The Washington PostThe Washington Post

The limits of performative symbolism

By Robin Givhan

09 Mar 2022 · 5 min read

The geopolitics is blunt. Countries and companies from all segments of the marketplace have shunned Russia to protest its invasion of Ukraine and to create as much pain for the Russian economy as possible. Oil companies, car manufacturers, fast food, luxury fashion houses and a host of other business sectors have ceased dealing with Russia as a matter of international solidarity, offensive strategy and moral imperative. Today, President Joe Biden announced that the United States would stop importing oil and natural gas from Russia. Sports organizations have banned Russian athletes from competition.
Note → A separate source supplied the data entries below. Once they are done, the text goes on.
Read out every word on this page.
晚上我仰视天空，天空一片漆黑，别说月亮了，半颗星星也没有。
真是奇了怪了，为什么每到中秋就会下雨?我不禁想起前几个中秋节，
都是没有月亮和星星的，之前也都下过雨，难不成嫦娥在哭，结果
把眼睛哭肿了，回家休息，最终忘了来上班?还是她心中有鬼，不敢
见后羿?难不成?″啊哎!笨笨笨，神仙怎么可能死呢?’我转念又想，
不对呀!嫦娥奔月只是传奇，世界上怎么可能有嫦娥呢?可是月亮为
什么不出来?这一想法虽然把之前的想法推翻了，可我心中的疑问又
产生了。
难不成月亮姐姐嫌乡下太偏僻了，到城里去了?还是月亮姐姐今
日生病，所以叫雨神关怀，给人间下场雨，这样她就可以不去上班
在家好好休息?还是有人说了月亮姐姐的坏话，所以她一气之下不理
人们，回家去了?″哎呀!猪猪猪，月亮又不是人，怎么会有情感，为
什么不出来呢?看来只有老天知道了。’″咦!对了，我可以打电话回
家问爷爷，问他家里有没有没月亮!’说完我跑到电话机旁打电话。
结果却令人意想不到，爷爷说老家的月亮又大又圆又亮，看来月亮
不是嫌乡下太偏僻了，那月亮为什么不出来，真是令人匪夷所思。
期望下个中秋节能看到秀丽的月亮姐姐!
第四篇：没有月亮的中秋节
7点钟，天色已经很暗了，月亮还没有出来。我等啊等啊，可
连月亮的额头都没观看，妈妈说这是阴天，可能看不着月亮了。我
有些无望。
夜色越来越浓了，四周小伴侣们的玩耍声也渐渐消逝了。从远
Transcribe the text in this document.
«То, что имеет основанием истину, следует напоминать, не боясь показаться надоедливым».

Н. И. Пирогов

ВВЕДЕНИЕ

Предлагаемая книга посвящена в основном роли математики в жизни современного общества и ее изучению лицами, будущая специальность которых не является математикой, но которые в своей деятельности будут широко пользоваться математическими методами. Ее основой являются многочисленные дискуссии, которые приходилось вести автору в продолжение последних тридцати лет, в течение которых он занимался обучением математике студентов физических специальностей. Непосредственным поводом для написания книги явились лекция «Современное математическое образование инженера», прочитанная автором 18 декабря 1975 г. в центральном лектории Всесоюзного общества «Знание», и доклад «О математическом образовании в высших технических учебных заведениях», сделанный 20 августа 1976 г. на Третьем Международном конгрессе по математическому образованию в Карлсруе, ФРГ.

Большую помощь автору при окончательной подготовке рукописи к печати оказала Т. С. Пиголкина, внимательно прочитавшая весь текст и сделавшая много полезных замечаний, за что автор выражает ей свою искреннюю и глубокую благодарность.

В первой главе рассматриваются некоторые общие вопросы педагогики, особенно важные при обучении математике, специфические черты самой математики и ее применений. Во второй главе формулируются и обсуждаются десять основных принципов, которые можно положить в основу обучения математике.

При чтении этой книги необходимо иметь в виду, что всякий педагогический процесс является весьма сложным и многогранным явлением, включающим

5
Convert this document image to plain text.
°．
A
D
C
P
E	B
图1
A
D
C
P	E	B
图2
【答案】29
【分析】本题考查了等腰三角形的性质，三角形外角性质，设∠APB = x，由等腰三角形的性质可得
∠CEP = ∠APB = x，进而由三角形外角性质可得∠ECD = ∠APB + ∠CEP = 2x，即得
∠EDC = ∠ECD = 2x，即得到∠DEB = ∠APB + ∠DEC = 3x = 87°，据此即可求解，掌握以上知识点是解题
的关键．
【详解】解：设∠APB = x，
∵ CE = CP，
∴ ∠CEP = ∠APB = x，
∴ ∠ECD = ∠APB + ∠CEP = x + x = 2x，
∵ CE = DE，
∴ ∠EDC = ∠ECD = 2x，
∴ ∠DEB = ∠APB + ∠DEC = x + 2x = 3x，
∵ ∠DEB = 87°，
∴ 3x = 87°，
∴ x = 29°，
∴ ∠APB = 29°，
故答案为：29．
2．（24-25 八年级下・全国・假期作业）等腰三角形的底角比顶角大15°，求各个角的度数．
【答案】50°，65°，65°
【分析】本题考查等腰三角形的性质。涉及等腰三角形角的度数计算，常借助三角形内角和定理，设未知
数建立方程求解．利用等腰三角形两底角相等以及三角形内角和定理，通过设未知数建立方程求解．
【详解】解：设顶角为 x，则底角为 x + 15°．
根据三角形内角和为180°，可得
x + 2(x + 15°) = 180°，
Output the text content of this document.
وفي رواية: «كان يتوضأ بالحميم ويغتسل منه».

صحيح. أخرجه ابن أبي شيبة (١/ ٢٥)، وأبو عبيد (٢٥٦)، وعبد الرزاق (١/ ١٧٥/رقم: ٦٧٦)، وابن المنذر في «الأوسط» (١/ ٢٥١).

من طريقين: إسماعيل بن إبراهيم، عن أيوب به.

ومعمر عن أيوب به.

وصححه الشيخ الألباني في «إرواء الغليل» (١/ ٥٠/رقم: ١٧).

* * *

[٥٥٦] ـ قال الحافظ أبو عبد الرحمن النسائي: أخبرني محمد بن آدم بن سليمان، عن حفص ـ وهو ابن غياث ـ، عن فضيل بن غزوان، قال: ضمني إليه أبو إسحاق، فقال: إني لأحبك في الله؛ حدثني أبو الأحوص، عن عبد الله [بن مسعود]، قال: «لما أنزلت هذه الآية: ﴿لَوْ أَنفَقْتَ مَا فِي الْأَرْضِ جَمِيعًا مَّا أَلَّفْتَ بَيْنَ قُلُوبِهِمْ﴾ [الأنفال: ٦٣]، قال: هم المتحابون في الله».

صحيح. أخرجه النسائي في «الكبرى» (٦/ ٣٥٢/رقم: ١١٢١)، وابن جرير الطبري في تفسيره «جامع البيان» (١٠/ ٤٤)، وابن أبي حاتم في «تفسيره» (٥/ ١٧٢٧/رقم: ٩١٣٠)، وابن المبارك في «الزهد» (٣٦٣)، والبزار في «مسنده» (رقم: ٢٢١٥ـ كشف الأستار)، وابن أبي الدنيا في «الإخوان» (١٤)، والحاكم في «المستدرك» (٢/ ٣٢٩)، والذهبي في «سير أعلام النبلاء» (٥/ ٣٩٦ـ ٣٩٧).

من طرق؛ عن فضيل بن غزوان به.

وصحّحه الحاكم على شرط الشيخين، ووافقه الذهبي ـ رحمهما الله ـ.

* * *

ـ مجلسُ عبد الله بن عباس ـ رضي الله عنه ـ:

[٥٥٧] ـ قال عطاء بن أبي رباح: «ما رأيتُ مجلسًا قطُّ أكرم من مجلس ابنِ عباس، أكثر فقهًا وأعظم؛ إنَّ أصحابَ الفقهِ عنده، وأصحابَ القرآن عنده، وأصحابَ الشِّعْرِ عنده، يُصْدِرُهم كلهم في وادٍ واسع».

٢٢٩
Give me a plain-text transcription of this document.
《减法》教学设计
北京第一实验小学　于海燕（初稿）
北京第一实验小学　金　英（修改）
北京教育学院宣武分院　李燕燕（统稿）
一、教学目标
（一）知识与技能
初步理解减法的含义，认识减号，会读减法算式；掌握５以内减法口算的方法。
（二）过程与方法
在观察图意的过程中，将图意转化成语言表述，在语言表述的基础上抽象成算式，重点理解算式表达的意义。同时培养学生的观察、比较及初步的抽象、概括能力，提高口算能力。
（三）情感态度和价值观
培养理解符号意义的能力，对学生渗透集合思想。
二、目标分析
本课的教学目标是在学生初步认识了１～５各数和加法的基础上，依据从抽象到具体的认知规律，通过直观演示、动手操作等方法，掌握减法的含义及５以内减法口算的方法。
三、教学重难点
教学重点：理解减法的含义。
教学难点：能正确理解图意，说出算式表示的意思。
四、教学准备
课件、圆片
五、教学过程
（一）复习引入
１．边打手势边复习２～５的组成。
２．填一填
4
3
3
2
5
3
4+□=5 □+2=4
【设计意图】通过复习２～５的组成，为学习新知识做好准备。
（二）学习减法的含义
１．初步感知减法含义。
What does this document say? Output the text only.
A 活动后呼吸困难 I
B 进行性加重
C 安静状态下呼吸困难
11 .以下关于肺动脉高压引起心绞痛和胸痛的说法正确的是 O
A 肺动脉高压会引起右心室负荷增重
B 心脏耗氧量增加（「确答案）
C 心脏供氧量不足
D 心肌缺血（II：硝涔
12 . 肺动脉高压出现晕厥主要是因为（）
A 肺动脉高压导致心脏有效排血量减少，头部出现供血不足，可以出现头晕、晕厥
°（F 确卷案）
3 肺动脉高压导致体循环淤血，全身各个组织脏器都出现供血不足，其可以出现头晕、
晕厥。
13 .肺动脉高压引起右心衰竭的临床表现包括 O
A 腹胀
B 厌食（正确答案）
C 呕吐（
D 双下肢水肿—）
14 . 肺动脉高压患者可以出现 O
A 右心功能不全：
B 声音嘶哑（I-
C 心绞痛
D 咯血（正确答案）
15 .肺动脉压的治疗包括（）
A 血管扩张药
And nonprofit organizations are lending a hand to Ukrainians who've had to flee their country.

But for the average citizen, what does it take to ease the whiplash that results from the shock of a war that for most remains geographically distant and yet feels perilously near? The existential uneasiness is real: Intellectual discussions of Russia's possible use of nuclear weapons are afoot; conversations about Russian President Vladimir Putin's mental state are on the table. That feeling of helplessness sweeping across the United States isn't lessened by a recitation of historical facts or pithy tweets. It can't be war-gamed away with "If this; then that" scenarios laid out by Washington's great men and lionized women.